Un puñado de nubes, 64

05-09-2011.

Los primeros días en la playa, mientras esperaba la llegada de su hija, León se sentía raro. Como si le faltara algo. Habían sido meses de mucha intensidad. Inimaginable un año atrás. El anuncio de la llegada de su amigo Alfonso; la búsqueda de una vivienda adecuada a sus deseos; el propio reencuentro con su antiguo compañero de internado que hizo revivir momentos de la infancia y la adolescencia, siempre entrañables y recónditos; la aparición de Amalia y el sobresalto emocional que supusieron sus encuentros; la increíble aventura de Rosalva; la intervención de su hijo…

La verdad era que León había vivido más en esos meses que en varios años anteriores. Al menos, a un ritmo más acelerado y con cierto aire novelesco. A su edad, impensable. La tranquilidad de los primeros días de playa le permitió reflexionar sobre varias cosas. Sobre todo en los atardeceres frente al mar, o en los paseos matutinos. Una de ellas fue sobre la amistad renacida. Alfonso estaba allí, de nuevo. Como una aparición. Bueno, no allí, estaría en Davos, entre saunas, masajes y acupunturas; pero él sabía lo que quería decir cuando decía «estaba allí». Toda una etapa de su vida había cobrado de nuevo vida. Alfonso venía de decirle: «Tú, León, ¿ya no te acuerdas de esto y de lo otro…?».

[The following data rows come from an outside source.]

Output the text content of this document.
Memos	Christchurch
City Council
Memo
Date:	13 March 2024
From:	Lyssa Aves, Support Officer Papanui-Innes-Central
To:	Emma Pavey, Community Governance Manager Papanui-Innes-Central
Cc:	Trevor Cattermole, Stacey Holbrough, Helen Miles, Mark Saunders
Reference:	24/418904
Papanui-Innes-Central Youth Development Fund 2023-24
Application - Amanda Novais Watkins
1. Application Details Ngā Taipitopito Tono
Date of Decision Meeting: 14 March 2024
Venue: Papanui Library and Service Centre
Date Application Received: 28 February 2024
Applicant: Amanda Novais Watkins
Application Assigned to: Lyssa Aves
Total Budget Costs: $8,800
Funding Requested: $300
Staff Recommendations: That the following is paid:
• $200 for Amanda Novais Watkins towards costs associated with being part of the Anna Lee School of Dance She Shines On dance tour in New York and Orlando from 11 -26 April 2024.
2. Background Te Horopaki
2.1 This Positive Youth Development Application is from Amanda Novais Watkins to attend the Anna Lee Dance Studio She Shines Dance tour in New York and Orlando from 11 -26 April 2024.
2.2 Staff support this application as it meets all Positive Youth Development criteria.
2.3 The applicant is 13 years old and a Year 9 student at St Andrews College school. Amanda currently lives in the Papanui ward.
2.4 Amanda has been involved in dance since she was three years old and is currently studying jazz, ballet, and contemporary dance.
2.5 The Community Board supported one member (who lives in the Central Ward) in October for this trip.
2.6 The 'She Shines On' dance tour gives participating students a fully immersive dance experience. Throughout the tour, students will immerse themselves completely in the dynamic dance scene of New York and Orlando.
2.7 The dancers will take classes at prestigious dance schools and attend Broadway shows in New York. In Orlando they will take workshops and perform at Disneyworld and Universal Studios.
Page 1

Alfonso era bien distinto a él. León nunca se lo había imaginado, por ejemplo, desnudo, echado boca abajo en una camilla de masajes tailandeses, mientras las manos de una chica experta, embadurnadas de aceites, se deslizaban desde los talones a la nuca, magreándole las nalgas, los muslos, los costados, los hombros. Un cuerpo ya viejo y algo fofo. ¿Se “empalmaría”? Ese “deleite oriental”, como decía Alfonso, le parecía a León una guarrada de refinamiento. Tampoco se lo hacía apareciendo por un puticlub de postín para que una jovencita como Rosalva le hiciera una felación.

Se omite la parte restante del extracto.